Aujourd'hui, nous sommes face à la crise systémique d'un capitalisme mondialisé, dérégulé, financiarisé, productiviste, qui a pour objectif permanent de repousser toujours davantage les limites de l'exploitation des travailleurs et des ressources naturelles. Ce système périssable n'est absolument pas intéressé par des solutions favorables à l'économie réelle qui, pourtant, est la seule à produire des richesses concrètes. Ses tenants rêvent, une fois la crise surmontée, de recommencer comme avant, entraînant les peuples dans la catastrophe.
Bien évidemment, la crise financière ne peut être déconnectée des autres crises qui frappent notre planète dans le contexte de la mondialisation capitaliste. La crise avait commencé bien avant l'épisode des subprimes, comme l'a illustré l'affaire Enron aux États-Unis. Pour en rester à 2008, l'une des poussées en a été une crise alimentaire, dont vous n'avez pas parlé, avec des pénuries et la flambée des prix de produits de base, le riz, le maïs, le blé, qui ont entraîné des émeutes de la faim dans plusieurs pays. Cet aspect de la crise est maintenant passé au second plan et a été atténué par quelques bonnes récoltes, mais le problème de fond subsiste car le marché est à peine équilibré et la situation va être aggravée par les dérèglements climatiques et l'essor rapide des agro-carburants qui soustrait des terres à la production alimentaire.
En matière énergétique, la situation sur le marché pétrolier ne s'est améliorée temporairement que grâce à la baisse de la consommation, et une reprise économique aura pour conséquence un nouvel envol des prix.
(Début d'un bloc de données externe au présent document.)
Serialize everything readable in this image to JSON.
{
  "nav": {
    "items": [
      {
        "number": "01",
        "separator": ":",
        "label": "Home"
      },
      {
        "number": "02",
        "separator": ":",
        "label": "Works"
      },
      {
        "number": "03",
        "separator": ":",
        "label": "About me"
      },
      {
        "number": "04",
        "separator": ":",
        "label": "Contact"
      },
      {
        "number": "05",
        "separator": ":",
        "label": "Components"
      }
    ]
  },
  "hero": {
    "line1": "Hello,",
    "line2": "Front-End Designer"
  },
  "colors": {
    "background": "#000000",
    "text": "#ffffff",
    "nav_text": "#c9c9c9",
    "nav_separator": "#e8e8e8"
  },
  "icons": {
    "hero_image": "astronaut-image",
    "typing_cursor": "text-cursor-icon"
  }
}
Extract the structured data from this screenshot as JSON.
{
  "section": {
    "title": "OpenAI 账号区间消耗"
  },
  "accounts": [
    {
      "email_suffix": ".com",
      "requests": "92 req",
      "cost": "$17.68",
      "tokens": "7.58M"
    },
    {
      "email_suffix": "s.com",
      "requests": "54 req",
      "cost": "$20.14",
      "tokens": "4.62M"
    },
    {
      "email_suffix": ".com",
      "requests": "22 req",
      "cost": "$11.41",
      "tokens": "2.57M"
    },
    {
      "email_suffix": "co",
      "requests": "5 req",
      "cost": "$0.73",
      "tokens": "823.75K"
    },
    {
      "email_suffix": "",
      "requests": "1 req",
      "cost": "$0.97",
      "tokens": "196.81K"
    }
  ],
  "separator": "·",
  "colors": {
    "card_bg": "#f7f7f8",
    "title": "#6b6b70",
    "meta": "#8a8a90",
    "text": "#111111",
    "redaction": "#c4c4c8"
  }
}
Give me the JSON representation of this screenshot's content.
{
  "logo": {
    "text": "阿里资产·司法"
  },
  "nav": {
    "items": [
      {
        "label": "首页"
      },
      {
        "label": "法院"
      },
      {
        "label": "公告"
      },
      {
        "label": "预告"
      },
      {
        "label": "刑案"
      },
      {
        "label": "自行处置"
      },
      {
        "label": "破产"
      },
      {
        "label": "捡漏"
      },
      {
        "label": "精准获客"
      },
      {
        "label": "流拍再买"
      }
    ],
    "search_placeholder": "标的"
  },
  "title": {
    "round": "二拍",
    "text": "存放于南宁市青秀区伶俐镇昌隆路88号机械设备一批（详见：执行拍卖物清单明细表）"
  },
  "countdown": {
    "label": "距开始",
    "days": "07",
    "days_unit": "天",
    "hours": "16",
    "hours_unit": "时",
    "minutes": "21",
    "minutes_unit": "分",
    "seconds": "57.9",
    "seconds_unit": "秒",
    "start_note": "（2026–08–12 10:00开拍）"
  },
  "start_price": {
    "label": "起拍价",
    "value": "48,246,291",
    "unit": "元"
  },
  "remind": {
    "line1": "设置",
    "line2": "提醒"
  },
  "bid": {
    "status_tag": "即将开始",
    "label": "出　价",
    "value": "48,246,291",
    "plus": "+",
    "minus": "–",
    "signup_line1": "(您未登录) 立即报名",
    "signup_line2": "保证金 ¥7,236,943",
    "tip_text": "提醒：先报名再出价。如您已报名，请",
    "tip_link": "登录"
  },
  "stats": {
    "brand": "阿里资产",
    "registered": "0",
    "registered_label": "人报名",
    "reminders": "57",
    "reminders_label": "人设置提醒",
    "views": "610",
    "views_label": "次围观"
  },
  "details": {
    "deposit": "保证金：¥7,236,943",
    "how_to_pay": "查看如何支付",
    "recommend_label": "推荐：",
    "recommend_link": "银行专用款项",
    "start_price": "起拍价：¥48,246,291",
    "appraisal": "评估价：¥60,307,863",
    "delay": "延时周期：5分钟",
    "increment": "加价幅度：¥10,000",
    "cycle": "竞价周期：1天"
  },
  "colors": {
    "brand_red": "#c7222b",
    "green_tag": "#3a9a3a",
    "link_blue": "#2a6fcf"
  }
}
Je ne ferai qu'évoquer la crise climatique, due au réchauffement planétaire provoqué par la consommation intensive d'énergies fossiles fortement émettrices de gaz carbonique et autres gaz à effet de serre, tout en soulignant que son coût, évalué par M. Nicholas Stern, ancien économiste de la Banque mondiale, mandaté par le gouvernement britannique, sera au minimum de 5 500 milliards d'euros.
La mondialisation, dont la pensée unique ne nous a présenté, pendant des années, que les aspects supposés bénéfiques, par exemple l'afflux de produits à bas prix fabriqués dans des pays émergents, en acceptant sans discuter l'absence de toute règle sociale ou environnementale, se révèle être un énorme chaudron qui engloutit l'énergie et les matières premières avec tous les dégâts collatéraux que l'on constate sur les écosystèmes. Le développement rapide de la production et de la consommation des pays émergents a fait entrer le monde dans un processus de rareté des ressources naturelles, notamment de l'eau, et créé un choc inflationniste, le tout accentué par la spéculation.
Autre conséquence : la mondialisation soumet l'industrie des pays développés et les salariés concernés à une concurrence des industries des pays à bas salaires et à faibles protections, notamment sociales et environnementales, concurrence utilisée pour faire pression sur les salaires et revoir à la baisse les protections sociales.
Corrélativement, on constate un partage de la valeur ajoutée de plus en plus défavorable aux salariés, et cela au profit des actionnaires. C'est là que le bât blesse, vous le savez évidemment. Il n'y a pourtant rien d'inéluctable. Des mesures d'assainissement et de moralisation s'imposent, par exemple la mise hors d'état de nuire des paradis fiscaux et bancaires, en premier lieu au sein de l'Union européenne.
De même, la persistance et l'aggravation des déficits aux États-Unis, tant du budget fédéral que de la balance commerciale, créent une situation de déséquilibre permanent qui appelle une correction rapide.
La crise résulte pour une grande part de l'exigence impossible des détenteurs de capitaux d'obtenir, pour l'ensemble du capital investi, une rentabilité alignée sur les rendements à deux chiffres que les actifs financiers ont permis sur certains segments, comme celui des crédits hypothécaires à hauts risques, les subprimes, aux États-Unis.
Mais la loi économique de la valeur intervient périodiquement pour rappeler que le volume des richesses produites est borné par l'extraction de la plus-value, c'est-à-dire qu'il est impossible de distribuer plus de richesses qu'on en produit, madame la rapporteure. Les actifs financiers ne sont au fond que des droits de tirage sur la plus-value, et l'hypertrophie de l'économie financière détruit l'économie réelle. Et il n'est pas besoin, messieurs les ministres, d'être marxistes pour comprendre cela. Comme il n'est pas besoin d'être astrophysicien pour comprendre que la terre tourne autour du soleil.